Monday, November 9, 2009

TCPProxy and Grinder

I recently was working on a project and it was necessary to see what I was sending across the wire. Without having done much in the past w/ reading my data while in transit (go figure, I normally only worry about the end results), I needed to know if Flex or my backend was regurgitating my data because the transmission was garbled or what. To watch what was happening, I started using Grinder. Grinder's a really easy to use tool: you just download the zip, unzip it, then from a command line, simply type:

java -cp Downloads/grinder-3.2/lib/grinder.jar net.grinder.TCPProxy -console

My java from the command line is horrendous, but from what I understand, the first part tells the command line it's a java file to look for, the second part says what it is about to search for, the third part says where, the fourth part says what operation should be invoked, and -console says when you run the engine, pop-up the console (for mac users like me, this last part was crucial because shy of shutting down the terminal, I have no other way of telling the Grinder engine to stop grinding.
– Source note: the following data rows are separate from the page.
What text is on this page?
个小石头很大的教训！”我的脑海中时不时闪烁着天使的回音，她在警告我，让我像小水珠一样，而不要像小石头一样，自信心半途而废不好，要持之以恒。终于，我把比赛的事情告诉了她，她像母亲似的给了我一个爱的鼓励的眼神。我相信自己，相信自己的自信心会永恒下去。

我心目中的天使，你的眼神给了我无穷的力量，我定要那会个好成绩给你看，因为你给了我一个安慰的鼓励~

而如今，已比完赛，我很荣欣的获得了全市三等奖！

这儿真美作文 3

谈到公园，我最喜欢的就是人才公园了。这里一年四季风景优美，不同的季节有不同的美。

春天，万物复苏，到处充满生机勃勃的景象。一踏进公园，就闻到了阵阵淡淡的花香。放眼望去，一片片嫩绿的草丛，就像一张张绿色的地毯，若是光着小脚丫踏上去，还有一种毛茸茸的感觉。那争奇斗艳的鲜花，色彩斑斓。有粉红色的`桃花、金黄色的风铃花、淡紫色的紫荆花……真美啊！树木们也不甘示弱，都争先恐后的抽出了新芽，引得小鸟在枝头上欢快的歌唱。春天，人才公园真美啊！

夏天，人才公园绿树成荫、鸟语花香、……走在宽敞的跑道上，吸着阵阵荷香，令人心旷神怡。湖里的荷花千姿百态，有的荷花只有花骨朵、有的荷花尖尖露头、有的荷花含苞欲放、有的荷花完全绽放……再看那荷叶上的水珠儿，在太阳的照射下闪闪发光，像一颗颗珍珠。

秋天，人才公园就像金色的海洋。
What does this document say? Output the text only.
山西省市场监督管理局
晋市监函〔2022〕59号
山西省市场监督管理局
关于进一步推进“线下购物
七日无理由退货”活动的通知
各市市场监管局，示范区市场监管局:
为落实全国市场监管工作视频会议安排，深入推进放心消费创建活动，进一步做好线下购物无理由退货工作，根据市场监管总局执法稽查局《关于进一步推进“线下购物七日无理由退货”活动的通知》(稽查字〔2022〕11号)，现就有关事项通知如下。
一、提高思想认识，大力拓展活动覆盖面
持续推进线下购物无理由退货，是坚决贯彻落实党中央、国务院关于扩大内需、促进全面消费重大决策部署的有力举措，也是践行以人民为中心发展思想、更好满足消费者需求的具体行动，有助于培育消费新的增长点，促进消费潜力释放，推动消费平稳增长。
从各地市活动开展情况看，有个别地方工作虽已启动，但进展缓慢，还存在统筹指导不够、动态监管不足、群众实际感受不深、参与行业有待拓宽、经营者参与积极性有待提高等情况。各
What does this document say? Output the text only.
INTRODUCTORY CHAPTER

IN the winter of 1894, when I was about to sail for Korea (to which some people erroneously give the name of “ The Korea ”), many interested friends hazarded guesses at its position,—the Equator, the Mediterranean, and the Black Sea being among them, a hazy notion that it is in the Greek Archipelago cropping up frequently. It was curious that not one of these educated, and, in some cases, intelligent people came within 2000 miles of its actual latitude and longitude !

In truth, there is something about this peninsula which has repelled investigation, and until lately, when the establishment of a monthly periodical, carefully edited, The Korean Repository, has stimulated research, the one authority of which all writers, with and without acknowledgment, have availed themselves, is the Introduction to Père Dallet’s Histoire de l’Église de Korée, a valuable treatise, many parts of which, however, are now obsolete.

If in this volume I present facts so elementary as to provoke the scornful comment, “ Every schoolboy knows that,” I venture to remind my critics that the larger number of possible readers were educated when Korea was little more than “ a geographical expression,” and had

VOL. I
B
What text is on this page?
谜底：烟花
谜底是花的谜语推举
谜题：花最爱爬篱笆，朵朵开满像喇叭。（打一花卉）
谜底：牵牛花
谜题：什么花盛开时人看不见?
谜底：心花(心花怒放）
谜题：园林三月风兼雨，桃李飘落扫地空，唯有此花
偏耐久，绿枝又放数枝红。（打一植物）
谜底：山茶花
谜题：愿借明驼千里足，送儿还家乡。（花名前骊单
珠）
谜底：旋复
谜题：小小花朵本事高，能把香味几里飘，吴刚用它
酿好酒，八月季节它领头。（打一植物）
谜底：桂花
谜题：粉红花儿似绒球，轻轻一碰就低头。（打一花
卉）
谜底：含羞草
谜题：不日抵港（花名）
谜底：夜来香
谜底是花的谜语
It was also important that I set my browser's proxy configuration to run through 8001, so I made my changes to the settings and now, every page loaded horrendously slow, but grinder was spitting out all the data I needed.  (I tried to upload the image, but couldn't get it out...sorry).

Now I had access to everything I was posting across the wire and what it looked like.  Grinder has many other important features than just watching your internet traffic.  It can help you record user actions to make test scripts for testing network traffic.  It comes w/ an awesome library of test scripts (and if you look hard enough can find some really funny comments)

Anyways, before I completely sign off on Grinder as being the only tool to use, I'll mention briefly another tool (you have to pay for) that is quite nice.  It's called Charles, and I must say it does a pretty good job of telling me what resources are being called too often, and does a pretty good job of interpreting AMF.  It isn't perfect, doesn't have all the flexibility of Grinder, but again, I didn't pay for it, I just tested it out.